God’s appearance and the men’s appearance happens at the same time. God’s message and the men’s message to Abraham and Sarah happen at the same time. They seem to be the same! Yet they are distinguished. It’s not clear if Abraham thinks these are angels. Only later does the text call them “malachim,” messengers or angels of God. In the moment that Abraham welcomes them, they are just three travelers on the road.

Yet, Abraham and Sarah take what they have to say seriously. They can sense that the message these strangers are delivering is sacred, even before God Godself speaks. 

Sometimes, our life reveals messengers who have something important to tell us. It could be someone we know or someone who’s just come into our lives for that moment. We wonder: Is this significant or just coincidence? Should I pay attention or is it irrational to think this is important?

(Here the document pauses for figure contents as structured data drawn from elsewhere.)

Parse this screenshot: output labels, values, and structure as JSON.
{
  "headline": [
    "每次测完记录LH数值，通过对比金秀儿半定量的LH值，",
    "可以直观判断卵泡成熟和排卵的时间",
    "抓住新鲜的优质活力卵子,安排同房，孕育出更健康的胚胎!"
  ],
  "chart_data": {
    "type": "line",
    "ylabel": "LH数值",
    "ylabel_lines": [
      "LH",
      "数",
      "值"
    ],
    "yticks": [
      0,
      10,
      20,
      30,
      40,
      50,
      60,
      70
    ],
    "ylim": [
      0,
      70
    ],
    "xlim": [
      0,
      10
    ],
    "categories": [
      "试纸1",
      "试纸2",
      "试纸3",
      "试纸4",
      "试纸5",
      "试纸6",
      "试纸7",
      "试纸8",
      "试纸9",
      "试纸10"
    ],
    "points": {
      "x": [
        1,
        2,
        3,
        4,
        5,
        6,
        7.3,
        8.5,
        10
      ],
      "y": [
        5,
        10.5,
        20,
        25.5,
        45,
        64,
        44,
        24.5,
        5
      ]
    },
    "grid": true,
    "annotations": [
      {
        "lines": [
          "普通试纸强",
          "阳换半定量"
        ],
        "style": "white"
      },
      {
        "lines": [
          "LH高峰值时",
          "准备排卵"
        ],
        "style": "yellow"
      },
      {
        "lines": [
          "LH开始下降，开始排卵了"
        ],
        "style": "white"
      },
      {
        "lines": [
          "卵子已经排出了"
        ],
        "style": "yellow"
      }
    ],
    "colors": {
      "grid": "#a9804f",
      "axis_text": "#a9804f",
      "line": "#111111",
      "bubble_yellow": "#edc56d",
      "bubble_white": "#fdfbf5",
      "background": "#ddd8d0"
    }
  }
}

Last week, as someone was fetching a child to look at the questionable letter, I whispered to another participant that I had been the person checking the letter in the past. She said, “Oh, when you were a kid?” I said no. “Oh, you were the adult looking for a child to check the letter?” I said no. She only knew me as a rabbi, as a knowledgeable participant in Jewish community. I explained: “No, I was the adult who didn’t know Hebrew that was asked to check the letter.”

But I had heard the message: I was exactly who I needed to be in that moment. And it had given me the strength to take my next steps.